Stool samples were collected in preservative before index colonoscopy or as close after as possible. Patients with suspected IBD but no evidence of inflammation were categorized as symptomatic controls. Patients <18 years and patients treated with antibiotics the previous three months were excluded. A severe disease course was defined as the need for one or more of the following within one year of diagnosis: IBD-related surgery, hospitalizations due to IBD, exposure to ≥2 biologics, exposure to >2 steroid courses, or development of complicated disease behaviour. The V3-V4 region of the 16S rRNA gene was amplified and sequenced on an Illumina platform. Statistics were performed in R version 4.2.0, using MaAsLin2 with confounder correction to test for differential abundance of bacteria. XGBoost with 5-fold cross validation was used with area under the curve (AUC) analysis to produce predictive machine learning (ML) models.

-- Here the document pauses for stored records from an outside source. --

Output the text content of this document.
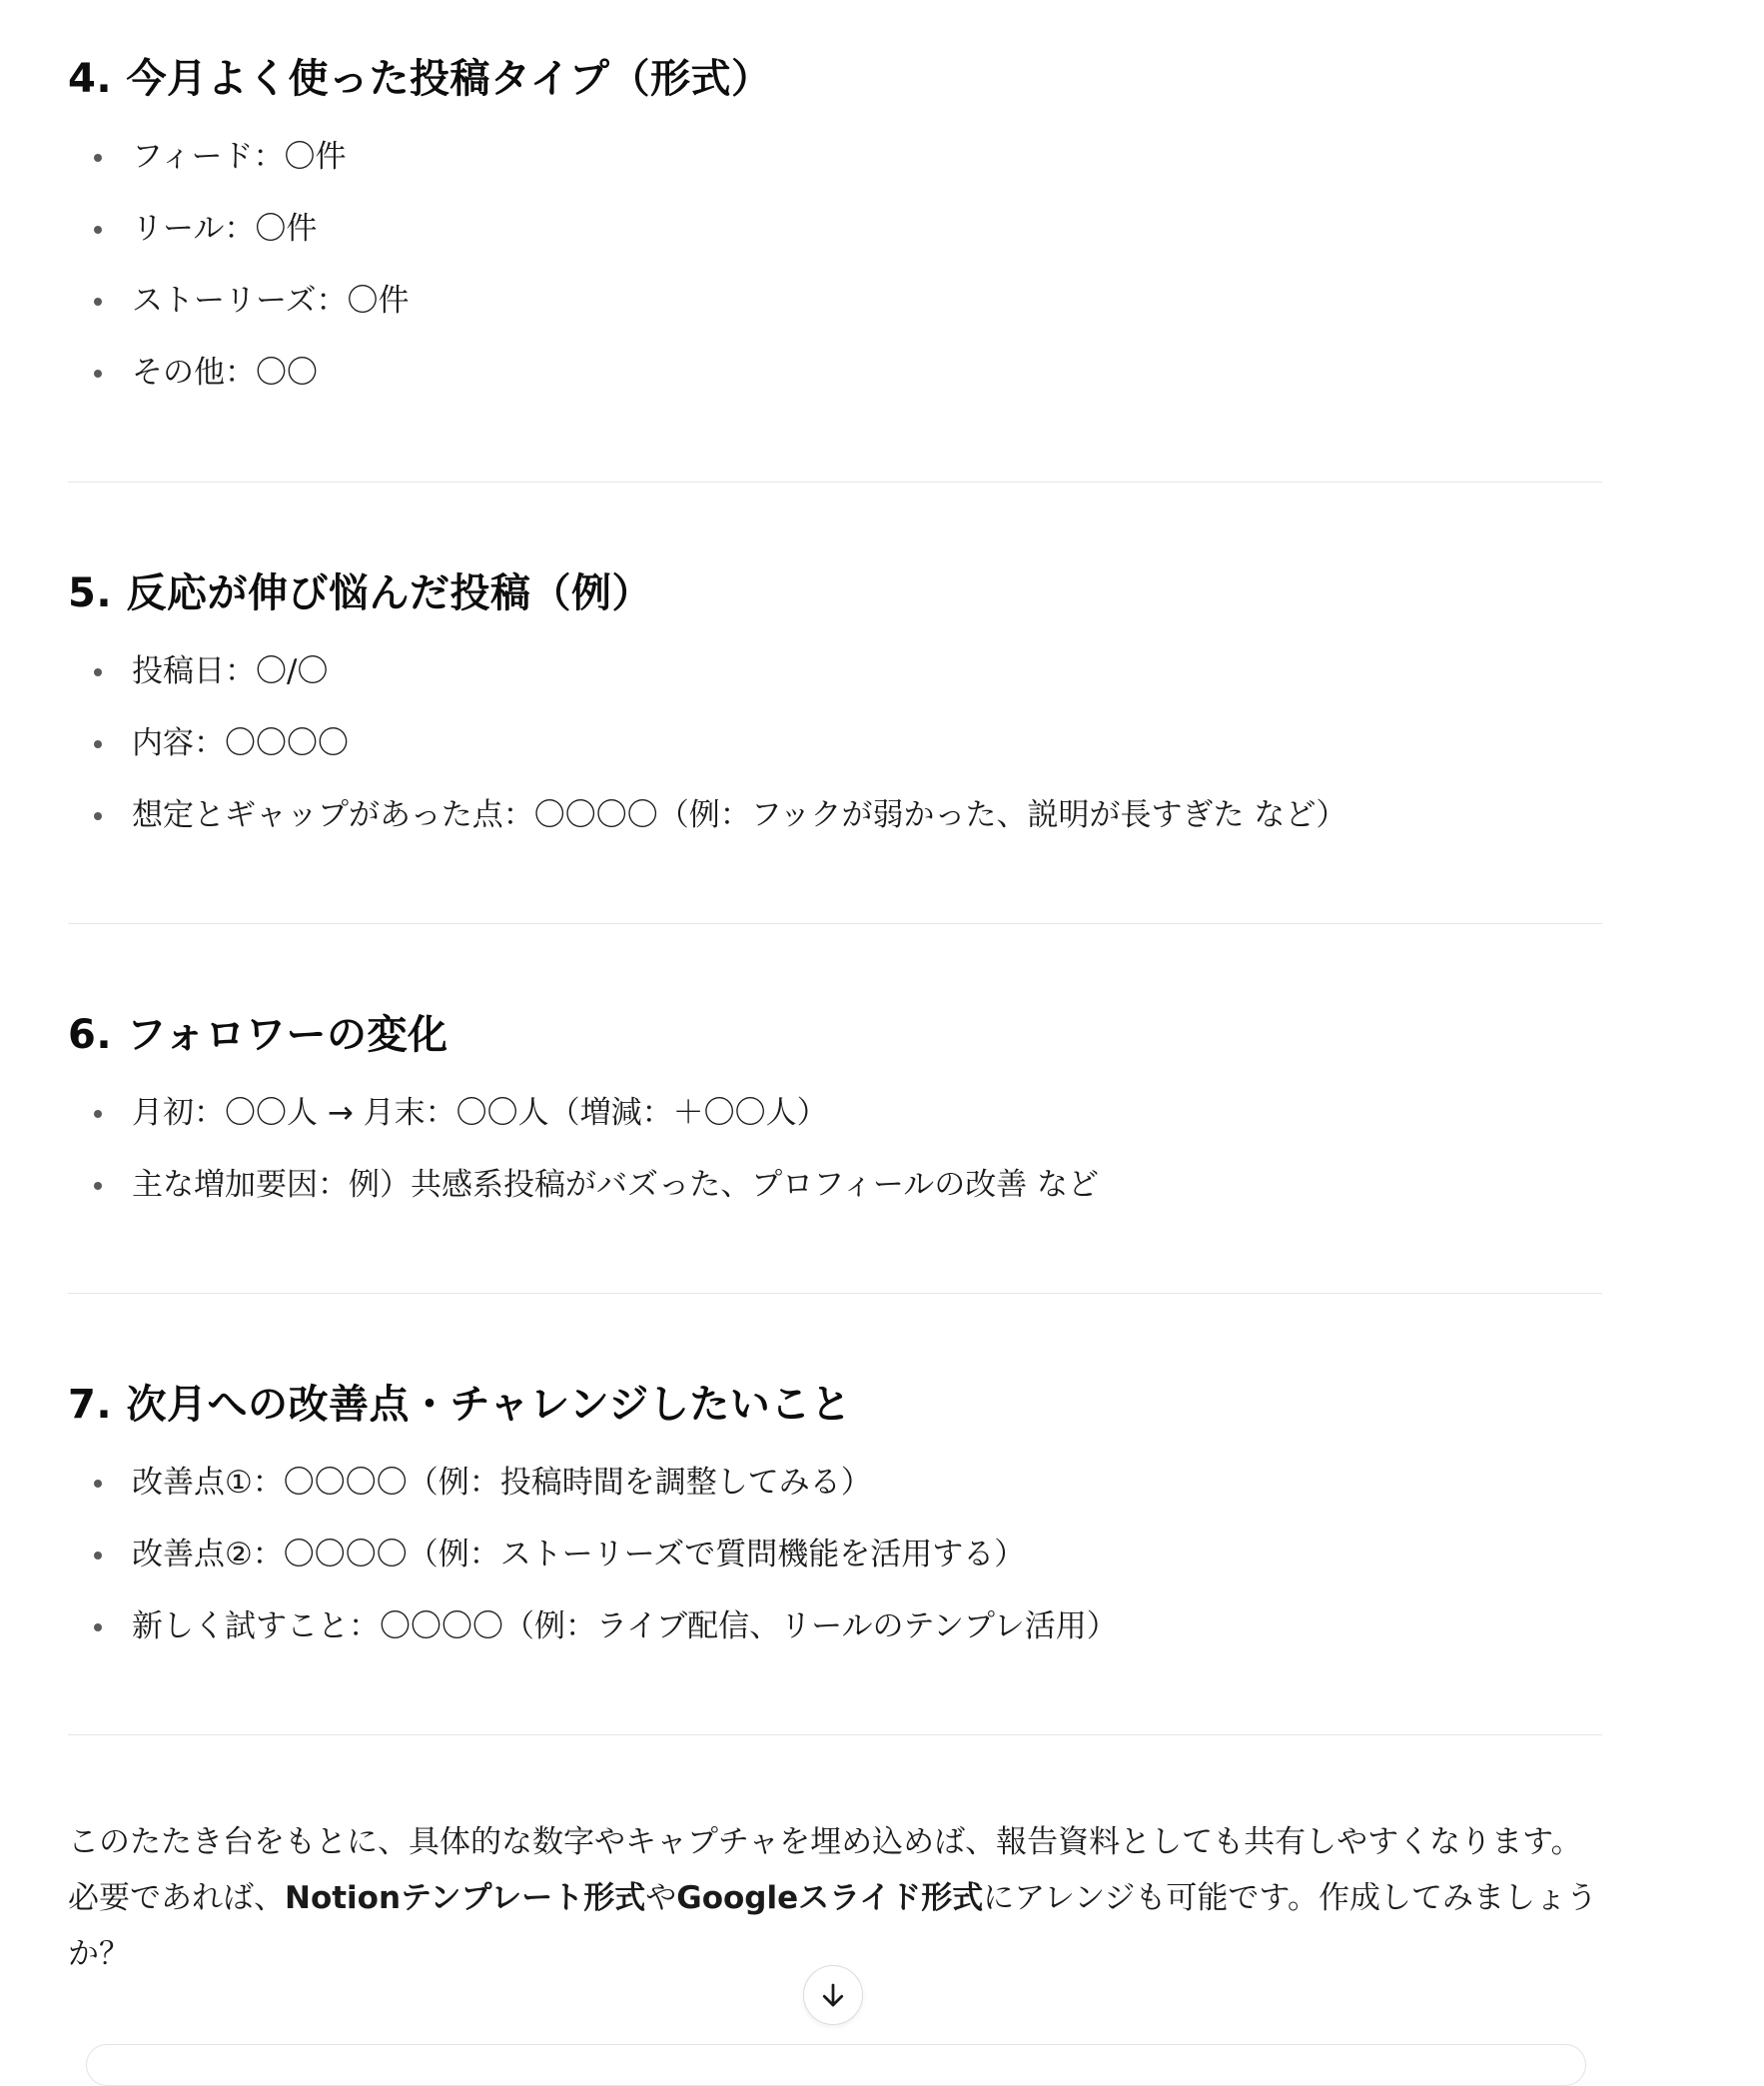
4. 今月よく使った投稿タイプ（形式）
フィード：〇件
リール：〇件
ストーリーズ：〇件
その他：〇〇
5. 反応が伸び悩んだ投稿（例）
投稿日：〇/〇
内容：〇〇〇〇
想定とギャップがあった点：〇〇〇〇（例：フックが弱かった、説明が長すぎた など）
6. フォロワーの変化
月初：〇〇人 → 月末：〇〇人（増減：＋〇〇人）
主な増加要因：例）共感系投稿がバズった、プロフィールの改善 など
7. 次月への改善点・チャレンジしたいこと
改善点①：〇〇〇〇（例：投稿時間を調整してみる）
改善点②：〇〇〇〇（例：ストーリーズで質問機能を活用する）
新しく試すこと：〇〇〇〇（例：ライブ配信、リールのテンプレ活用）

このたたき台をもとに、具体的な数字やキャプチャを埋め込めば、報告資料としても共有しやすくなります。

必要であれば、Notionテンプレート形式やGoogleスライド形式にアレンジも可能です。作成してみましょうか？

970 patients were included: n=569 Ulcerative colitis (UC, 53% male), n=287 Crohn’s disease (CD, 41% male), n=114 symptomatic controls (51% male). Baseline microbiota was associated with a severe disease course in UC-patients when compared to those with an indolent disease course, characterized by a reduced α-diversity at baseline (Shannon diversity index, p = 0.0001, beta = -1.42 [-1.79, -1.05]) and a distinct microbial profile identified by differential abundance analyses (q < 0.05, 42 taxa). UC and CD had unique microbial profiles compared to each other (q < 0.05, 35 taxa), and both presented with decreased α-diversity when baseline disease severity increased. Further, UC and CD were different from symptomatic controls (q < 0.05, 12 and 4 taxa respectively), but only UC had a reduced α-diversity compared to systematic controls. Using ML-models and AUC analyses, microbial profiles were better prognostic markers than calprotectin and CRP for predicting both IBD subtype, i.e. UC vs CD, and a severe disease course in UC (p < 0.00001, Table).
In this large IBD inception cohort followed for one year, baseline microbial profiles show potential as both a prognostic and diagnostic tool. The microbial profile outperformed traditional biochemical markers in predicting diagnosis as well as a severe disease course, which may have clinical implications.